Они остались вдвоем в пустом классе. Учитель вытащил из пачки Ольгин рисунок.
– Твой?
Ольга залилась краской и молча кивнула. Ей хотелось провалиться сквозь землю.
– У вас было задание нарисовать маму. Почему ты нарисовала именно это? Чашку, букет, книгу?
– У меня не получилось похоже… – тихо сказала Ольга.
Как объяснить, что при мысли о маме в голове сразу возникает образ: на столе – чашка кофе и цветы… Они пахнут, и от этого в доме как будто бы лето. И открытая книга на столе – перед сном мама будет читать Ольге про приключения мушкетеров. Она не могла всего этого сказать – просто чувствовала.
– Извините, – промямлила Ольга. – Я перерисую…
– Не за что извиняться! Ну-ка, погляди на меня!
Ольга подняла глаза и увидела, что Григорий Матвеевич улыбается.
– Слышишь? Ничего не нужно перерисовывать! Это самый лучший рисунок из всего класса. Знаешь, что я понял, когда смотрел на него? Что мама очень тебя любит, а ты ее. Тебе удалось это передать.
После этого Григорий Матвеевич стал к Ольге присматриваться и вскоре пригласил заниматься рисованием дополнительно, отдельно от всего класса. Он пришел к ним домой, поговорил с мамой, и после Нового года Ольга стала брать уроки рисования три раза в неделю. На день рождения мама подарила ей настоящий мольберт и коробку красок «Нева» в тюбиках, которых не было в магазинах, и бог знает через кого и как мама эти краски достала.

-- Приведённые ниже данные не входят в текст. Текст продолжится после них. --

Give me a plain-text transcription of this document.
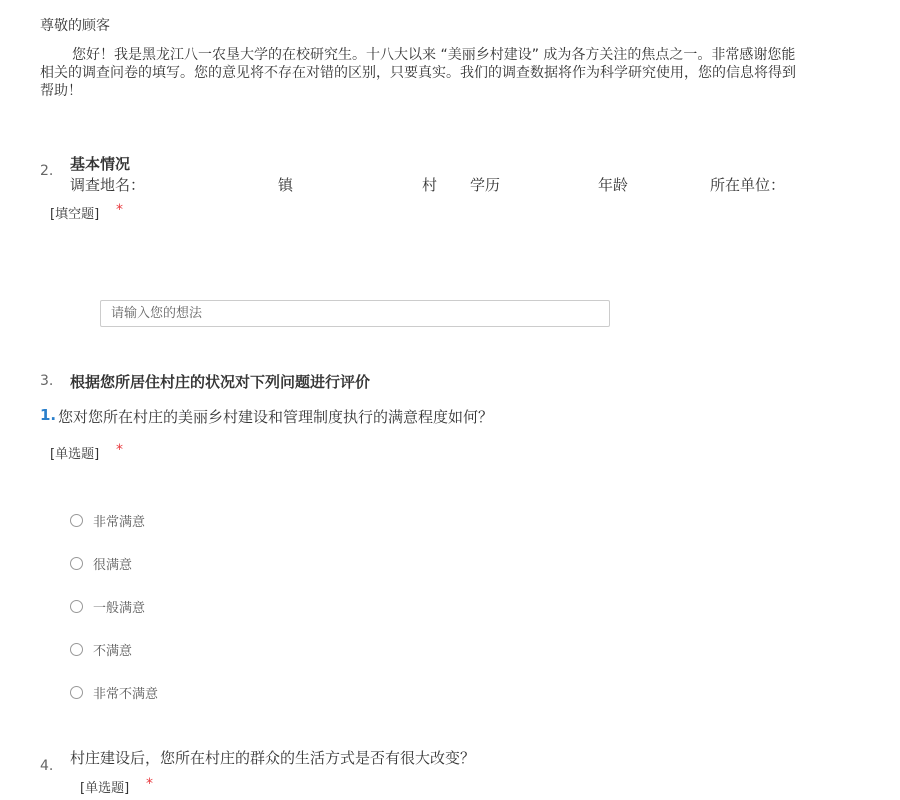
尊敬的顾客
您好！我是黑龙江八一农垦大学的在校研究生。十八大以来 “美丽乡村建设” 成为各方关注的焦点之一。非常感谢您能
相关的调查问卷的填写。您的意见将不存在对错的区别，只要真实。我们的调查数据将作为科学研究使用，您的信息将得到
帮助！
2. 基本情况
调查地名：	镇	村 学历	年龄	所在单位：
[填空题] *
请输入您的想法
3. 根据您所居住村庄的状况对下列问题进行评价
1. 您对您所在村庄的美丽乡村建设和管理制度执行的满意程度如何？
[单选题] *
非常满意
很满意
一般满意
不满意
非常不满意
4. 村庄建设后，您所在村庄的群众的生活方式是否有很大改变？
[单选题] *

В старших классах все девчонки ходили на танцы, в дискотеку и кафешку на проспекте Ленина, а Ольга продолжала заниматься рисованием и ни за что не променяла бы эти уроки ни на какую дискотеку. Одноклассницы звали ее гулять, а она отнекивалась – не могу, мне на этюды надо. Девчонки из-за этих уроков в конце концов стали считать ее не то чтобы совсем дурочкой, но странноватой. Если бы Ольгу заставляли заниматься рисованием – тогда все понятно. Вон Алку заставляют на музыку ходить, а Илонку – на английский. Попробуй пропусти занятие – живо получишь от матери нагоняй, и не будет тебе ни дискотеки, ни новой кофточки, ни карманных денег. Но Ольга на свои уроки рисования ходила добровольно. Этого девчонки понять не могли.
…– Нисколько вы меня не напугали, Григорий Матвеевич, просто неделя суматошная выдалась, нервы шалят.
Неделя действительно выдалась суматошная – надо было сдавать баланс, готовиться с Мишкой к контрольной по математике, да еще Машка опять застудила горло и после утренника несколько дней сидела дома, больная и несчастная. Но вся эта суматоха к нервам не имела ровно никакого отношения. Вся эта суматоха была обычной, будничной, это была та самая Ольгина жизнь, которую она так любила. И балансы сводить любила, и примеры с Мишкой решать. Не любила Машкины ангины, конечно. Но ангину она умела лечить. И в нервозность по этому поводу не впадала.
Дело было в странном, почти неуловимом предощущении беды, с которым она жила последние несколько дней. Ольга убеждала себя, что все в порядке, но смутное беспокойство нет-нет да и высовывало змеиную головку и тихонько шипело – думаешшшь, ты такая везучая? Думаешшшь, с тобой не может приключиться беды?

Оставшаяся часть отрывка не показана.